About 2,600 homeowners received the letter that says their homes do not meet the minimum community-wide standards for exterior paint.
Associa Arizona, the HOA’s management company, said in a statement that it inspected each house in March and April.
The company said this is a follow-up to a compliance effort made in May 2013 in which 1,800 letters were sent to homeowners, resulting in more than 1,350 violations being corrected.
Read more here. www.tucsonnewsnow.com/story/31975521/more-than-2000-homeowners-in-sahuarita-being-asked-to-repaint-homes
Upgrading inadequate storm water control
A Norman Lake community in North Carolina is dealing with a poorly constructed storm water drainage system. The cost to repair it is beyond their reach. The city has enacted a storm utility fee (a tax) to provide some assistance in the form of cost sharing, but it does not cover the entire cost of reconstruction. So homeowners are getting hit with higher tax bills and higher HOA assessments.
Storm water control is a hot button issue all across the U.S., because it is closely related to flood control and environmental protection of water sheds. As retention ponds, canals, dams and other storm water components wear out, repair costs are likely to skyrocket. Most Association Governed developments are responsible for maintaining storm water control within their communities.
Arbor Lakes has erosion and stormwater runoff problems, some of which are too costly for the HOA. Moxley said the developers built the lake with cost savings in mind and resulting erosion has turned the lake into a costly problem.
Moxley said a few years ago, after Mayor Cindy Rosenthal was first elected, she led the city in holding the developers responsible for making some repairs. Despite that, it hasn’t been enough.

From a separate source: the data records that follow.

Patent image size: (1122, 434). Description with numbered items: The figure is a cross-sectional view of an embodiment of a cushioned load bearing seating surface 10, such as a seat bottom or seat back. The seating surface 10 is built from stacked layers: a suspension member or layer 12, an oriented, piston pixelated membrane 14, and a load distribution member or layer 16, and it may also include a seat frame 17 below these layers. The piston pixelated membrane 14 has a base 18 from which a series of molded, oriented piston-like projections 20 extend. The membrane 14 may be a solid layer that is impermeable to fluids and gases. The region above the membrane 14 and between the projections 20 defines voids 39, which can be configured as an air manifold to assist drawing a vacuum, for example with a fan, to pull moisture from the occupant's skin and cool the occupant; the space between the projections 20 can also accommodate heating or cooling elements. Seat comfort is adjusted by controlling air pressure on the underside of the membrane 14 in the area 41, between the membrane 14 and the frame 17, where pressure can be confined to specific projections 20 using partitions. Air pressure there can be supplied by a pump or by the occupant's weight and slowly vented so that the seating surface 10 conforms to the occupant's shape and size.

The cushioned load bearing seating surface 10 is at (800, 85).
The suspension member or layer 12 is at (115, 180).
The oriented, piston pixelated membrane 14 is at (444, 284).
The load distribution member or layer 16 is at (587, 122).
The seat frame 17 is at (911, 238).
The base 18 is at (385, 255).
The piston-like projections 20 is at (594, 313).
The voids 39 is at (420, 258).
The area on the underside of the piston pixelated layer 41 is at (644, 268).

“My main thing I’ve been trying to tell the city guys is that the system could easily be fixed with a little more oversight,” Moxley said.
While regulations for developers have continued to evolve to prevent future issues, that’s water under the bridge for Arbor Lakes — the HOA has inherited the responsibility for dealing with problems that might have been prevented.
Private Country Club bailouts
Golf courses are struggling all over the country. Private club owners are going out of business, leaving behind abandoned fairways and putting greens, as well as fully-equipped club houses. Some HOAs are taking a vote of members, to determine whether or not to purchase a failing golf course. A reported majority of owners in Turkey Creek HOA decided to take on the expense of maintaining their own golf club.
And it’s going to be quite an investment, with no guarantee of a positive return on that investment. Many other homeowners in golf communities are facing the same issues. If you’re an avid golfer, you might be willing to come up with the extra money. If you don’t golf, your neighbors just might force you to subsidize the cost of their game. Get ready to pay up or sell and move out.
After several failed efforts to reopen the club, homeowners voted in October to buy the club and assess themselves 1.2 mills, or $1.20 per $1,000 of taxable property value, to pay back a $2 million loan over 15 years. The $2 million includes $1.35 million to buy the club from Wallace Cain and $650,000 in renovations.